I’d love to write a step-by-step guide on how to hire someone on Upwork, but for this article I’ll be touching on synthetic data generation using LLMs instead. Synthetic data generation using LLMs involves supplying an LLM with context(yes, the same context in an LLM test case as outlined above), and generating a corresponding input and expected output based on the given context.

For example, in a Text-SQL use case, a great synthetic data generator would:

Randomly (to add variety to your evaluation dataset) select different data tables in your database schema and use them as context to your test case.
Generate a user query as input to your test case.
Generate an expected output based on the context and input of your test case.
Repeat until you have a reasonably sized evaluation dataset.

However, you’ll also need to evolve your test case inputs to make them more realistic / indistinguishable from human annotated datasets. This is known as evolution, which is a technique used to make generated synthetic data more realistic, which was originally introduced in the Evol-Instruct paper by Microsoft.
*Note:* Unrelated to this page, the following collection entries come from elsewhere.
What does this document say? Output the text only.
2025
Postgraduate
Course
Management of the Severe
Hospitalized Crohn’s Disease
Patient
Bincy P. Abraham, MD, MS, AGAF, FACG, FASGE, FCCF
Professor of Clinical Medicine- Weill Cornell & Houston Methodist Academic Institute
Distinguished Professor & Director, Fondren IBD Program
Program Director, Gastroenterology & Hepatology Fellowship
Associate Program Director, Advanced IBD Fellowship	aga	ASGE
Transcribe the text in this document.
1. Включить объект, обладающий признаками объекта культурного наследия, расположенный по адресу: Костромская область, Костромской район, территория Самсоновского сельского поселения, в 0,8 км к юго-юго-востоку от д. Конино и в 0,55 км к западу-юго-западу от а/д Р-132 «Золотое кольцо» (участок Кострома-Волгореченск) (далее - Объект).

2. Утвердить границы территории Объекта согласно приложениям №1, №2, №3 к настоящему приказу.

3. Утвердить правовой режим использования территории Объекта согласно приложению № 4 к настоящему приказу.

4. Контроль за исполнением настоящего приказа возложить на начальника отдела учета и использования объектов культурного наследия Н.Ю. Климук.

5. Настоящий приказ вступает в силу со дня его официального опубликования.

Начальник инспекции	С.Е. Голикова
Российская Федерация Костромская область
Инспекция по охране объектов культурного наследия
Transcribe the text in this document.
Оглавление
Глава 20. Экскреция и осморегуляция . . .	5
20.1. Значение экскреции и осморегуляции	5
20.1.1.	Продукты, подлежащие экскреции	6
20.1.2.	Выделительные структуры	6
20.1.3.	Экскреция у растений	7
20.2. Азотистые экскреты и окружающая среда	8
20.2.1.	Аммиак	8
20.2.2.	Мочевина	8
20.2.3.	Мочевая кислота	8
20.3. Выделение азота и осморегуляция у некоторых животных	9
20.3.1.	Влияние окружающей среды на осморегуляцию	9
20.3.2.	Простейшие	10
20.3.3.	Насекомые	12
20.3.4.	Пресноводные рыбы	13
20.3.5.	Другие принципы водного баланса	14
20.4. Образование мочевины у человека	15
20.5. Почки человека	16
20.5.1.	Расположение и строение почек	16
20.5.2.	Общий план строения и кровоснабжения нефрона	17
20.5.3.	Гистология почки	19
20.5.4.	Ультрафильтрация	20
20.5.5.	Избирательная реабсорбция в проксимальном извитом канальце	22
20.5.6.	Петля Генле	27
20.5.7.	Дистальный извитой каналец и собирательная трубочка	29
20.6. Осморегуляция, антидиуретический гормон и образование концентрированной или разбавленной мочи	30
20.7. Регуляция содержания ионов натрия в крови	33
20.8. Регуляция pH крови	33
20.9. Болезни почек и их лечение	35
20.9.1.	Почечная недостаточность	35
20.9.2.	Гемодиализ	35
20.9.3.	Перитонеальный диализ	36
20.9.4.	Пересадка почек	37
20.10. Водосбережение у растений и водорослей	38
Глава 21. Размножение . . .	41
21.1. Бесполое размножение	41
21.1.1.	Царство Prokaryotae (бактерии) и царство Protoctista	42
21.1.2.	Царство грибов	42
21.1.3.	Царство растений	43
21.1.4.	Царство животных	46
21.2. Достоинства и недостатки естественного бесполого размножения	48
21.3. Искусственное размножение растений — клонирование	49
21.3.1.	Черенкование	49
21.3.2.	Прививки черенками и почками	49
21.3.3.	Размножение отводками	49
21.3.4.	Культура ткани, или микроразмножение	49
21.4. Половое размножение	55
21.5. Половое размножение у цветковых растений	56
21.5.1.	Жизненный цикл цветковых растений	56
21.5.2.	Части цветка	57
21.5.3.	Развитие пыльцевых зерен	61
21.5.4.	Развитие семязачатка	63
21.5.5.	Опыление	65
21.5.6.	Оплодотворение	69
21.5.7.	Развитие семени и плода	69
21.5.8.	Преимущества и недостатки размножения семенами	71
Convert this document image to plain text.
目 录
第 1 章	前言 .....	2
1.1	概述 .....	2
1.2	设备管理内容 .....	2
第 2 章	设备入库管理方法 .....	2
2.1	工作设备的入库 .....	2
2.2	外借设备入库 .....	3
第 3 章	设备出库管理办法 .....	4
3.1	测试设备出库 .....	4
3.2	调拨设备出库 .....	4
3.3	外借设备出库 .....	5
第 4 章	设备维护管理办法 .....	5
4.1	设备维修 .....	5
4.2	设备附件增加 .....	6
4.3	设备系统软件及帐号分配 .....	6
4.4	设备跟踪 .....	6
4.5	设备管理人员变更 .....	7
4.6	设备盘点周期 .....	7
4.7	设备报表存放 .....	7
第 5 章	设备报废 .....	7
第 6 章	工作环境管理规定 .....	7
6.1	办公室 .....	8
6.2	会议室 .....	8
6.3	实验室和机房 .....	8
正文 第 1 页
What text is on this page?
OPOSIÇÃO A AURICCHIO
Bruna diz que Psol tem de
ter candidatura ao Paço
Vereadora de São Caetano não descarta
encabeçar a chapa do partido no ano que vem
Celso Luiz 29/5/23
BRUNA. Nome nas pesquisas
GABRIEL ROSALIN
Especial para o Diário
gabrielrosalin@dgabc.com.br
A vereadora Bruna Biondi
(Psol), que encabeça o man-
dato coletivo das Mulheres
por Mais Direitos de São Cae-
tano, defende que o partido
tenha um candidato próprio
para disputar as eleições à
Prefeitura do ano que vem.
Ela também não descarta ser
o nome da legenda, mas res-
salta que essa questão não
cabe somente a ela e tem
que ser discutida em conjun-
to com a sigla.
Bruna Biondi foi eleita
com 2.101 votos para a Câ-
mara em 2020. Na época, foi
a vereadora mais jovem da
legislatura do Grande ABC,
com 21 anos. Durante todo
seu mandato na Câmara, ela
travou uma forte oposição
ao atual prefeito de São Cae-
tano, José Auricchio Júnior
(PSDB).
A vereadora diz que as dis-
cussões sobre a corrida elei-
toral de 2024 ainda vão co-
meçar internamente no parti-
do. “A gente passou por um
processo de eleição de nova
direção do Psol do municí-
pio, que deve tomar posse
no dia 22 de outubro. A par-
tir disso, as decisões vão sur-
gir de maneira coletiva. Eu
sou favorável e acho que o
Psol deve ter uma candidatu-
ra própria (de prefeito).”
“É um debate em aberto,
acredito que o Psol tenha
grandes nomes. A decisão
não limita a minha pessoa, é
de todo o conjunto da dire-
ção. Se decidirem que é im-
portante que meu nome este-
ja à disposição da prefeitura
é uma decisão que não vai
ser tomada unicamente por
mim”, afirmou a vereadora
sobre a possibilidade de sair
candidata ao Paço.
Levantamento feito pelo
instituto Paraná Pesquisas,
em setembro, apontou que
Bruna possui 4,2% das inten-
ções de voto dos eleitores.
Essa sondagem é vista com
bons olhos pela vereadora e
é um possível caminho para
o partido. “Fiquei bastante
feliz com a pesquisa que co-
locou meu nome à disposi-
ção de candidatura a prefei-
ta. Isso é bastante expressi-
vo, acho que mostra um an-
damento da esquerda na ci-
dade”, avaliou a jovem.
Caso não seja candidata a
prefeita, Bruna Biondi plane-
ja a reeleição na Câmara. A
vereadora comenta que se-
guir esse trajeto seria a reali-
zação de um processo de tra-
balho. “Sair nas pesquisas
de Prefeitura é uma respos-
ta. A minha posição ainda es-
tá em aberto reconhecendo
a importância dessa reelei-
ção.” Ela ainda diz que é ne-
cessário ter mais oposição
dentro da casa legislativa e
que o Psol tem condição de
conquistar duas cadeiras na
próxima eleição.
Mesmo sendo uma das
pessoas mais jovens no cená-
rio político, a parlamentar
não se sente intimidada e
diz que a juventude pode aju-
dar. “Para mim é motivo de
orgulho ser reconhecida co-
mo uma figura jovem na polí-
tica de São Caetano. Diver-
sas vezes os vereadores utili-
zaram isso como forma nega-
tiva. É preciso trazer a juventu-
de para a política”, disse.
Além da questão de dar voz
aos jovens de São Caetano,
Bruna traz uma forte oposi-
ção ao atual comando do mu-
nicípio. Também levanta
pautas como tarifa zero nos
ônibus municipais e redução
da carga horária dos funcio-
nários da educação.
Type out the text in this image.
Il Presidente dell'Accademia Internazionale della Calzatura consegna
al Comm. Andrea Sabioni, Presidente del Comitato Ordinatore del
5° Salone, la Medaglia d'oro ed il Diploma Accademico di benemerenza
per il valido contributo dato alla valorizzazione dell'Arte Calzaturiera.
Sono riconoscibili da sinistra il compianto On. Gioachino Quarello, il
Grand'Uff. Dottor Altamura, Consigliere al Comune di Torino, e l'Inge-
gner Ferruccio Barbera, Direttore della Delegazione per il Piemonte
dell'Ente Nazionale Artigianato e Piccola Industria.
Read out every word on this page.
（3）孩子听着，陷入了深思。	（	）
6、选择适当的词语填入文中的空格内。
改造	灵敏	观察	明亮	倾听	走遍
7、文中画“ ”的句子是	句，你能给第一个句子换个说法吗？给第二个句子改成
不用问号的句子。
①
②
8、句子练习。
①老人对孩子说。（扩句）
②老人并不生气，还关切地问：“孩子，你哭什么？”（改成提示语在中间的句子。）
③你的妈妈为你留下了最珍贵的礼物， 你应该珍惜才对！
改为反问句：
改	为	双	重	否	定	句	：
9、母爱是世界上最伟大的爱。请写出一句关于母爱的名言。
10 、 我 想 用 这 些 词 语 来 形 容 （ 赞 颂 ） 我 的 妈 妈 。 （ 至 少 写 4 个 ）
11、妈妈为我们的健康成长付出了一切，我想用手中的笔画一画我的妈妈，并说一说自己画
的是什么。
In fact, here is a great article on how to build your own synthetic data generator if you’re interested in how synthetic data generation works with LLMs, but if you want someone that is already production tested and open-source here is a quick way to generate synthetic data using LLMs via DeepEval:


from deepeval.dataset import EvaluationDataset

dataset = EvaluationDataset()
dataset.generate_goldens_from_docs(
    document_paths=['example.pdf'],
    include_expected_output=True,
    max_goldens_per_document=5
)

Notice that in DeepEval we are generating “goldens”, which are basically test cases but without actual outputs. This means you’ll need to run your LLM system to generate actual outputs for each golden at evaluation time to make them viable LLM test cases.

LLM Metrics

LLM evaluation metrics are used to help automate the process of evaluating LLM systems. Sure, you can have human evaluators evaluate LLM systems for you, but at that point you will just be back to inefficiently vibe checking LLM outputs. So the question is, how do I build my own LLM evaluation metric, or which LLM evaluation metrics should I used for my LLM system?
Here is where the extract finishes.